LimitDefaultDescription
Per-target cap500Max pending messages for any single agent (configurable per agent)
Per-sender-per-target cap50Max pending from one sender to one recipient
Per-tenant cap10,000Total pending across all agents in a tenant
Drain rate10 msg/secMessages delivered to a reconnecting agent
TTL expiryDaily cronExpired messages are cleaned up and tasks marked failed

Agents can configure their own queue_max_pending and queue_ttl_seconds via the dashboard or API.

A2A Compliance

Offline delivery uses standard A2A task lifecycle states:

  • submitted — message queued, waiting for delivery (A2A: "received but not yet processing")
  • working — message delivered, agent is processing
  • completed / failed — agent responded or task expired

No new states, no new RPC methods. The submitted state was already defined in the A2A spec for exactly this purpose. SDKs that poll waitForTask already handle submitted correctly — they keep polling until a terminal state is reached.

Best Practices

  1. Set ttl: 0 for time-sensitive queries. "Are you free right now?" is useless after 20 minutes.
  2. Cancel tasks you no longer need. If you got your answer from another agent, cancel the pending task to save the recipient from processing a stale request.
  3. Use contextId to group related messages.

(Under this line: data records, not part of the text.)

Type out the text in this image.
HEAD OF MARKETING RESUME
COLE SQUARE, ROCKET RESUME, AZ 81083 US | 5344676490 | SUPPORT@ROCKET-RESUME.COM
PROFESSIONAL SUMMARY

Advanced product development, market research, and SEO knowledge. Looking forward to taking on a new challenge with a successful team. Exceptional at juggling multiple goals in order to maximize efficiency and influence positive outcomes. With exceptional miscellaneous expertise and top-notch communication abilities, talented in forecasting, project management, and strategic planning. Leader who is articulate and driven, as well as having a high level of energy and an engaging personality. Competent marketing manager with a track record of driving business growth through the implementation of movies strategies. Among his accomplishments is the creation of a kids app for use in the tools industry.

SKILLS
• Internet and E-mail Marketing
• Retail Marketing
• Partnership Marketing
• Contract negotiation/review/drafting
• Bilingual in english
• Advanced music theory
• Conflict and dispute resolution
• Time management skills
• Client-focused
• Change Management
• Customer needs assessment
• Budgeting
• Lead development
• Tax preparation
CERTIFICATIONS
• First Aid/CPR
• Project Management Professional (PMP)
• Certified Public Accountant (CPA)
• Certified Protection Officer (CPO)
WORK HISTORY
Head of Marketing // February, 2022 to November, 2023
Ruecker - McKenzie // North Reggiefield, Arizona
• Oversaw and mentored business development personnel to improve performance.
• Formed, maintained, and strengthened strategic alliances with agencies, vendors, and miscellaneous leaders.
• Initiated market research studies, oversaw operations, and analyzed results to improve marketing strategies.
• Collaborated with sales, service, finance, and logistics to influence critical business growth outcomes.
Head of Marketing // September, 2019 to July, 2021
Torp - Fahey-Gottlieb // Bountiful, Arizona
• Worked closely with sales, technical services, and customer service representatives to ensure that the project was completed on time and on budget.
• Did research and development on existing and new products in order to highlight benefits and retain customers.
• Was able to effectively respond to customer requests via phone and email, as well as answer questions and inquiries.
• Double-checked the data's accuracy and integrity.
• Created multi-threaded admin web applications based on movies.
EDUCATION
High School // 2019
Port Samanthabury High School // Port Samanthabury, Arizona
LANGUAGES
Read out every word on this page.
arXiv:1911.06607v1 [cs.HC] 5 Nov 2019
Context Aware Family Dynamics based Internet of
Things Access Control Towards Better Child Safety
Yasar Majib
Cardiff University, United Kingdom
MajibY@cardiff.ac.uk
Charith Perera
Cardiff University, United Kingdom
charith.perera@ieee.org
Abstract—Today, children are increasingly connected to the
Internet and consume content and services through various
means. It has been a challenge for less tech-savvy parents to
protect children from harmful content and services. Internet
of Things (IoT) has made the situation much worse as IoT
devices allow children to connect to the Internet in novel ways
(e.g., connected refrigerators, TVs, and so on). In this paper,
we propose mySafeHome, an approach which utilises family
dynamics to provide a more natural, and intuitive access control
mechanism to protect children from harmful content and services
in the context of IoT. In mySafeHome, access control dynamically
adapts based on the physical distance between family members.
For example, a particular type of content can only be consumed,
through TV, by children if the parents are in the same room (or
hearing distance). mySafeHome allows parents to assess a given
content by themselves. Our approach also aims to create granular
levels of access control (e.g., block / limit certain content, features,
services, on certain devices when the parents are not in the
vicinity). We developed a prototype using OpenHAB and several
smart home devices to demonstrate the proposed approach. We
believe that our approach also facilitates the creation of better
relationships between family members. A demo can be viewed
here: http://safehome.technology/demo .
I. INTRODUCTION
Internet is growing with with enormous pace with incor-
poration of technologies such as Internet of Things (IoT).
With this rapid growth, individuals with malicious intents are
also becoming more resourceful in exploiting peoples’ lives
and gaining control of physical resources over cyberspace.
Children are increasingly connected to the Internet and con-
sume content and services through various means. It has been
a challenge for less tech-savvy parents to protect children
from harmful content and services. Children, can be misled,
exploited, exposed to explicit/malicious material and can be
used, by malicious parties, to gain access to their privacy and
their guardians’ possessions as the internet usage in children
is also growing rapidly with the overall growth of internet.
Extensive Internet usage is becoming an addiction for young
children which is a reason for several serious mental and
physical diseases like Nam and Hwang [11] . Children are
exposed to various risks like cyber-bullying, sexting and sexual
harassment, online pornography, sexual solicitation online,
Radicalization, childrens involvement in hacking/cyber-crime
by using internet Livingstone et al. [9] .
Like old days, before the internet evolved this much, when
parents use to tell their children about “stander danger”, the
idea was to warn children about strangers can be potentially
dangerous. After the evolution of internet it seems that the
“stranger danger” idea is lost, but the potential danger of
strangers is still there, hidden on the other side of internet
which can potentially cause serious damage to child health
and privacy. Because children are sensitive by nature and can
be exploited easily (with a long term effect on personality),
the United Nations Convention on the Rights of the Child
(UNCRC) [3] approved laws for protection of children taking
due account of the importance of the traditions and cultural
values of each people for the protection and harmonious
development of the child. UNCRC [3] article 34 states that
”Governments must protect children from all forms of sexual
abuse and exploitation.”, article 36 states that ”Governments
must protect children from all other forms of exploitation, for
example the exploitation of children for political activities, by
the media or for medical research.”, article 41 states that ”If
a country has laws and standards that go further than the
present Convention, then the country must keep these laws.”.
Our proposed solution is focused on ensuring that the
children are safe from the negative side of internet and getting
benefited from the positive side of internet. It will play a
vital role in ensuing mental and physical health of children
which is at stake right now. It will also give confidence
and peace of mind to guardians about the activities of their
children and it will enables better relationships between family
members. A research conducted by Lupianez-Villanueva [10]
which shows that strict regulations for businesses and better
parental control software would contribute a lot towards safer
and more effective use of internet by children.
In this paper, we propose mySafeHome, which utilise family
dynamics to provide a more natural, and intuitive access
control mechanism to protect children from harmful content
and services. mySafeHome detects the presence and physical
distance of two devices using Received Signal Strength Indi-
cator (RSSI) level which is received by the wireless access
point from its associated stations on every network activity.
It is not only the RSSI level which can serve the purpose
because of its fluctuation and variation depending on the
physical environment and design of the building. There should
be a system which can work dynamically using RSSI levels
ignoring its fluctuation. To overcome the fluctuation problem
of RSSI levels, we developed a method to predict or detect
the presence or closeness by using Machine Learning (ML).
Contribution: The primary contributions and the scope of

When a late reply arrives for an old task, the sender can display it with context ("Reply to your earlier question").
  4. Don't add special handling for queued messages. Receiving agents get them as normal messages. The queue is transparent.

Per-Agent Configuration

Agents can customise their queue behaviour via the agents table:

ColumnDefaultDescription
queue_max_pending500Max pending messages before QueueFull errors
queue_ttl_seconds2,592,000 (30 days)How long pending messages survive before expiry

These can be set via the dashboard or the PATCH /api/agents/:id endpoint.